4 Barriers to Interpretation

A seasoned old preacher was dining in a restaurant when in walked the local atheist, who thought he'd have a little sport with the preacher. So the skeptic sat down, pointed at the pastor's Bible and asked, "Rev, you still believe that book?" "Absolutely," the old gentlemen replied. "You mean you believe everything in it?!" "Every word." "Well," said the atheist, "Is there anything you can't explain?" "Oh there are lots of things I can't explain, " the preacher responded. Then he opened his Bible and showed the fellow all the question marks in the margins.

Surprised, the atheist asked, "Well what do you do with all the things you can't explain?" "Simple," said the preacher, "I do the same thing I'm doing with this fish I'm eating. I eat the meat and push all the bones to the side of the plate, then let any ol' fool who wants choke on them."

People are really blown away that we can't explain everything in the Bible. So to provoke their thinking, ask a question, "Does it really bother you that I as a finite person cannot fully understand an infinite Person? it would bother me more if I could, because then I wouldn't need God! I'd be as smart as He is."

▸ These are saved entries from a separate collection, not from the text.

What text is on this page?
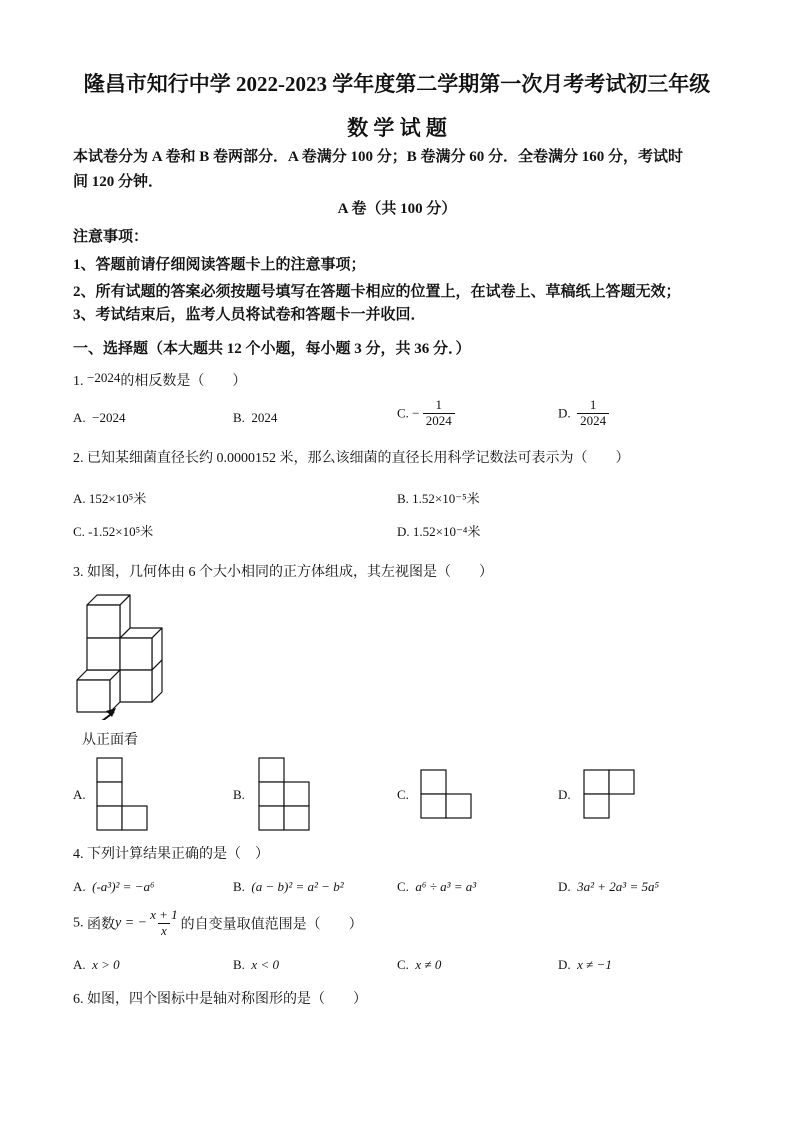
隆昌市知行中学 2022-2023 学年度第二学期第一次月考考试初三年级
数 学 试 题
本试卷分为 A 卷和 B 卷两部分．A 卷满分 100 分；B 卷满分 60 分．全卷满分 160 分，考试时
间 120 分钟．
A 卷（共 100 分）
注意事项：
1、答题前请仔细阅读答题卡上的注意事项；
2、所有试题的答案必须按题号填写在答题卡相应的位置上，在试卷上、草稿纸上答题无效；
3、考试结束后，监考人员将试卷和答题卡一并收回．
一、选择题（本大题共 12 个小题，每小题 3 分，共 36 分．）
1. −2024的相反数是（　　）
A. −2024	B. 2024	C. − $\frac{1}{2024}$	D. $\frac{1}{2024}$
2. 已知某细菌直径长约 0.0000152 米，那么该细菌的直径长用科学记数法可表示为（　　）
A. 152×10⁵米	B. 1.52×10⁻⁵米
C. -1.52×10⁵米	D. 1.52×10⁻⁴米
3. 如图，几何体由 6 个大小相同的正方体组成，其左视图是（　　）
从正面看
A.	B.	C.	D.
4. 下列计算结果正确的是（　）
A. (-a³)² = −a⁶	B. (a − b)² = a² − b²	C. a⁶ ÷ a³ = a³	D. 3a² + 2a³ = 5a⁵
5. 函数y = − $\frac{x + 1}{x}$ 的自变量取值范围是（　　）
A. x > 0	B. x < 0	C. x ≠ 0	D. x ≠ −1
6. 如图，四个图标中是轴对称图形的是（　　）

Truth is we shouldn't get tied up in knots over the problems and unanswerable questions that come up in your study of the Bible. The miracle is that you can understand all the essential things that God wants you to understand for your eternal salvation and your daily living. Why can't we just open the Word, read what we're supposed to do, and then do it? Why do we have to go to so much trouble to understand the text? The answer is that time and distance have thrown up barriers between us and the Biblical writers, which block our understanding. We need to appreciate what those roadblocks are because although they are not insurmountable, they are substantial.

Language Barriers - If you've ever learned a foreign language you know that learning the words is not enough. You have to learn the mindset, the culture, and the worldview of those who speak if you really want to understand what they are saying. In the same way, when it comes to the Bible, the English text leaves us a long way from a complete understanding. That's why the process of interpretation often involves a Bible dictionary and similar language resources. We have to go back and recover the shades of meaning that translated words alone cannot convey.

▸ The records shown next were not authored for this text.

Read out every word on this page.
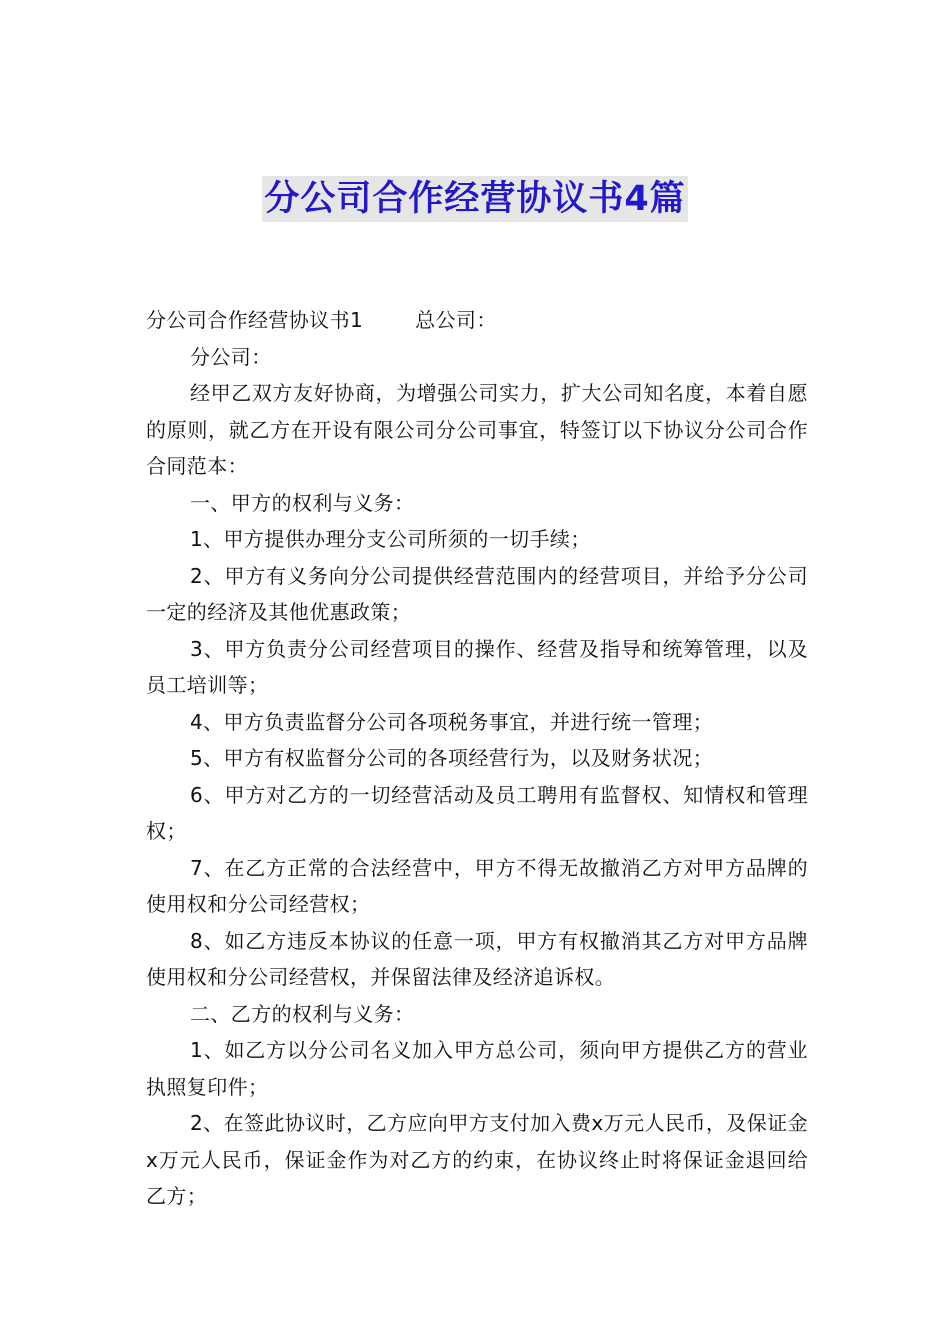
分公司合作经营协议书4篇

分公司合作经营协议书1	总公司：

分公司：

经甲乙双方友好协商，为增强公司实力，扩大公司知名度，本着自愿的原则，就乙方在开设有限公司分公司事宜，特签订以下协议分公司合作合同范本：

一、甲方的权利与义务：

1、甲方提供办理分支公司所须的一切手续；

2、甲方有义务向分公司提供经营范围内的经营项目，并给予分公司一定的经济及其他优惠政策；

3、甲方负责分公司经营项目的操作、经营及指导和统筹管理，以及员工培训等；

4、甲方负责监督分公司各项税务事宜，并进行统一管理；

5、甲方有权监督分公司的各项经营行为，以及财务状况；

6、甲方对乙方的一切经营活动及员工聘用有监督权、知情权和管理权；

7、在乙方正常的合法经营中，甲方不得无故撤消乙方对甲方品牌的使用权和分公司经营权；

8、如乙方违反本协议的任意一项，甲方有权撤消其乙方对甲方品牌使用权和分公司经营权，并保留法律及经济追诉权。

二、乙方的权利与义务：

1、如乙方以分公司名义加入甲方总公司，须向甲方提供乙方的营业执照复印件；

2、在签此协议时，乙方应向甲方支付加入费x万元人民币，及保证金x万元人民币，保证金作为对乙方的约束，在协议终止时将保证金退回给乙方；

Cultural Barriers - These are closely related to the problems of language because language is always culture-bound. The Bile is as a product of presentations of cultures that are dramatically different from our own, an even different from each other. To appreciate what is going on in Scripture we have to reconstruct the cultural context in areas of archeology communications, transportation, trade, agriculture, occupations, religion, the perception of time and so on.

Literary Barriers - Another problem we run into is interpreting Scripture is the variety of the terrain. If it were all mountains or desert or location, we could outfit ourselves appropriately and have at it. But the literay genres of the Bible are quite diverse and demand vastly different approaches. We can't read the Song of Solomon with the same logic that we bring to Romans. We won't get the point of the parables through the same exhaustive word studies that might unlock truths in Galatians.

Communications Barriers - It's the age-old problem. Even though God Himself is peaking through Scripture we still must contend with breakdowns in the communication process. As finite creatures, we can never know what is going on in someone else's mind completely. As a result, we have to settle for limited objectives in our interpretation of Scripture. Can we interpret anything? is it possible to interpret the Bible? of course. But you need to know you will always encounter problems and never answer every question.


Dr. B's Personal Perspective

"I'll never forget this old warhorse professor that I had at seminary. The class was studying the Book of Romans, and one day in describing it Dr. So-and-so took off and started quoting scripture. 5 chapters later...he stopped~!! And I distinctly remember thinking, 'Oh man, if that's the standard I've got a long way to go! (gulp~)' Then one day he looked us all in the eyeballs and said in humble admission, 'You know, boys, one thing I've learned for sure after studying the Bible all these years and getting all these degrees -- is how little I know and how far I still have to go...' Talk about perspective? The experience I had that semester with this Scholar of Scripture really shaped the way I approach God's Word. Do my best? I try to. But realize I will always fall short? I do that as well. If we believe that nothing will ever separate us from the love of God that' sin, Christ Jesus, our Lord (and I do) -- then we have to also believe that Promise is sufficient to hold us in our feeble attempts at interpreting God's Word. Give it your best, and let God do the rest."